Former federal prosecutor Harry Litman expressed his astonishment on MSNBC over recent reporting that Vice President JD Vance was assembling a team including Attorney General Pam Bondi, Deputy Attorney General Todd Blanche, and FBI Director Kash Patel for a secret dinner to strategize over how to make the Jeffrey Epstein case files scandal go away.
Vance, for his part, has denied that any such dinner strategy session was planned, and it appears to have been postponed following media scrutiny.
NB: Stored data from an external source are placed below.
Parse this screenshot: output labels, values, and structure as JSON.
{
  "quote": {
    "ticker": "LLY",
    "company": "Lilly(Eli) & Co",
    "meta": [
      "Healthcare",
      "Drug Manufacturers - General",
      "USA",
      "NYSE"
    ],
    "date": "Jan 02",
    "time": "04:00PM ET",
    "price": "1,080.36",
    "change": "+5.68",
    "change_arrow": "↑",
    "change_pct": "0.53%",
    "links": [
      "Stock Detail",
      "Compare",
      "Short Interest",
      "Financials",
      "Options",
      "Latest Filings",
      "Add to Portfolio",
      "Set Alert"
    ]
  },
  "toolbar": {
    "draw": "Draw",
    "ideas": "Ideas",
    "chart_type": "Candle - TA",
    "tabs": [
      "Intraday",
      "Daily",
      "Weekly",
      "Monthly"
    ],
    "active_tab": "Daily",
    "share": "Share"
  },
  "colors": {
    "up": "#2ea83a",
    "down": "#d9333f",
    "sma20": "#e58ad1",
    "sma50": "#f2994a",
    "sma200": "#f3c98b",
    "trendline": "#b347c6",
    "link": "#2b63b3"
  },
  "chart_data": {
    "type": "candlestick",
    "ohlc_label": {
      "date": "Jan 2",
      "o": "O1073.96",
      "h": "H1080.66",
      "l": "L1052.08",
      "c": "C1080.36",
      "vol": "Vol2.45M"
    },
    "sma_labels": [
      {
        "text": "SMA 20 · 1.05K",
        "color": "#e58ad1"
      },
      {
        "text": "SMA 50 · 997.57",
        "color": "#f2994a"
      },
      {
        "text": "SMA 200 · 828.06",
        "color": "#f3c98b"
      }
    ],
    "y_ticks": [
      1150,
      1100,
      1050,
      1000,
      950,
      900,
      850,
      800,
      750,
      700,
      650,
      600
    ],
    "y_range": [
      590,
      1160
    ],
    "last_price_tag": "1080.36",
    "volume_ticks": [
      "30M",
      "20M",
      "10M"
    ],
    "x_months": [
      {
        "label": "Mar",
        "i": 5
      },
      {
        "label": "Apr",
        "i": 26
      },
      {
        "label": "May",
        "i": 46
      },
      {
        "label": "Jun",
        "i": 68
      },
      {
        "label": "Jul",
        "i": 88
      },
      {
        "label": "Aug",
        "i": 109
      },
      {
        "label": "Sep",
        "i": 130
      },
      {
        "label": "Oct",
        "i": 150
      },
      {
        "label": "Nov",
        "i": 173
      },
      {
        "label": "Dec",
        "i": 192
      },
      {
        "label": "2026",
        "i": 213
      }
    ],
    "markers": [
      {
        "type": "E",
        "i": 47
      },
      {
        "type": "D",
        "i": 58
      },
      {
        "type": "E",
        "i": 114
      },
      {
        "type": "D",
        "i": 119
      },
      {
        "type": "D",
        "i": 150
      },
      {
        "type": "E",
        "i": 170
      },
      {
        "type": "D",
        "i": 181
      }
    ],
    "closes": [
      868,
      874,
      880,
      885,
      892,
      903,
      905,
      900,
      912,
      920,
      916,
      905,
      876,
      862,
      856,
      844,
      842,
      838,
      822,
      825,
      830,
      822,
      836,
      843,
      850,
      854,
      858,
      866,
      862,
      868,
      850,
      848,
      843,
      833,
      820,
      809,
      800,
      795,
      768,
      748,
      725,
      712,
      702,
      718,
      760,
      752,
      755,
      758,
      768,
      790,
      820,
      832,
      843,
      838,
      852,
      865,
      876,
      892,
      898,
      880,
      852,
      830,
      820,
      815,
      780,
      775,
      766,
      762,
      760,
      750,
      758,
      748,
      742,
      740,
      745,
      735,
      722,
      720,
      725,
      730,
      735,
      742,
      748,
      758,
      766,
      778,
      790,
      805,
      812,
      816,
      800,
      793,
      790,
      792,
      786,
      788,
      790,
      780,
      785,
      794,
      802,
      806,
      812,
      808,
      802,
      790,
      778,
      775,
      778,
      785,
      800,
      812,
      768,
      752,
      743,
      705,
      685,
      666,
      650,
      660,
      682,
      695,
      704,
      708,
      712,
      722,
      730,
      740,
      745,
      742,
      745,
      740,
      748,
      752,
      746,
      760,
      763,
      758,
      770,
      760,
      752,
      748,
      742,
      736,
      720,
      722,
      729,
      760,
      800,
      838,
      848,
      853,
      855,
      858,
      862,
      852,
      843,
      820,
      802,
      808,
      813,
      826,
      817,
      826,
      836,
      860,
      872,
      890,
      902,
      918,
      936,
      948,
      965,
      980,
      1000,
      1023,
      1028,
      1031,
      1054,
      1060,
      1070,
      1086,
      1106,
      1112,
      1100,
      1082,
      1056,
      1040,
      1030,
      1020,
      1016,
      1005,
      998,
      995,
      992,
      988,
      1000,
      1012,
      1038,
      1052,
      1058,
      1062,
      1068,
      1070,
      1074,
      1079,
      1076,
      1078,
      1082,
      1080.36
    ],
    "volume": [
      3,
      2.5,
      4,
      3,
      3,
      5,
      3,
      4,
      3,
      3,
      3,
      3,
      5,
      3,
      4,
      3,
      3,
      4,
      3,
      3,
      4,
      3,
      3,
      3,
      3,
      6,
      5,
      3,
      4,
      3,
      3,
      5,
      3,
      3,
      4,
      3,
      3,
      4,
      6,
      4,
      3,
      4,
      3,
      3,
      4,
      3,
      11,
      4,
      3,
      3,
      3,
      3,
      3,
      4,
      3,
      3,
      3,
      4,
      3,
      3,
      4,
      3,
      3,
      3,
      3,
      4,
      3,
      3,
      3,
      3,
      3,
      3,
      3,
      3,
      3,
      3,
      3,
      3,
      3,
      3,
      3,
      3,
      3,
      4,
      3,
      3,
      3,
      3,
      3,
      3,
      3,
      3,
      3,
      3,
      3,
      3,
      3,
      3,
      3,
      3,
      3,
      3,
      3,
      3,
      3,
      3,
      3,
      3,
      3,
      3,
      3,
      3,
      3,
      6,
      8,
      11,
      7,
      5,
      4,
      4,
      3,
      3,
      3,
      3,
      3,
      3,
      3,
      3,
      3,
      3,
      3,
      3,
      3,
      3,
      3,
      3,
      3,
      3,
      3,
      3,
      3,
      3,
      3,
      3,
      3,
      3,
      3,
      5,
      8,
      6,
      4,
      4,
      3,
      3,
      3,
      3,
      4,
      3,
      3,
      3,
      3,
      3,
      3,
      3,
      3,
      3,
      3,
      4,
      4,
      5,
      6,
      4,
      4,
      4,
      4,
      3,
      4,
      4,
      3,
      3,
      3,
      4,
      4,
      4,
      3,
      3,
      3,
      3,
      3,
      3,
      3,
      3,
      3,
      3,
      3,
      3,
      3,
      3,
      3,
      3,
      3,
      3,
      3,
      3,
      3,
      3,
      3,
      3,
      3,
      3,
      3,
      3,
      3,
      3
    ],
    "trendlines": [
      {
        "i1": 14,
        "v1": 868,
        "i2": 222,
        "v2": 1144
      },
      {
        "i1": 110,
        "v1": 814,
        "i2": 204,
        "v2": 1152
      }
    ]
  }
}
"Harry, you and I have talked many times about the fact that my legal training comes from law and order," said anchor Ali Velshi. "So I don't know about these things, but I've been led to believe over the years that it would be inappropriate for the president and the attorney general, or the president and the FBI head, to be having certain discussions. And if they were about the president, potentially, and his legal jeopardy, it would be highly inappropriate. I don't know if it crosses over a line into illegal, but it doesn't seem like the kind of thing that should be happening."
"You know a lot more, it's clear, than they do," said Litman. "There are two separate, really serious problems here. The first is, as you say, James Comey and basketball. They shouldn't be in the White House, period, in any kind of situation where there's any possible criminal investigation in the air. That is a norm, a really serious one, that has long since been bulldozed in Trump 1.0."
A bigger issue, though, he said, is that "the DOJ themselves — Bondi, Blanche, as you say, Patel — they are there as to help be political fix-it people for Trump in a political scandal. It has nothing to do with their job description, their oath of office, their service to the American people. They are there, they swore an oath of office, to execute the laws, to only think about the American people."
That being the case, "to be in on political discussions about how we handle this scandal, that's a whole new kind of departure, a very serious one," Litman added. "And it completely compromises the DOJ and its intended function. It's not simply just playing ball, it's playing ball on politics that you shouldn't be in the arena, not to mention the court."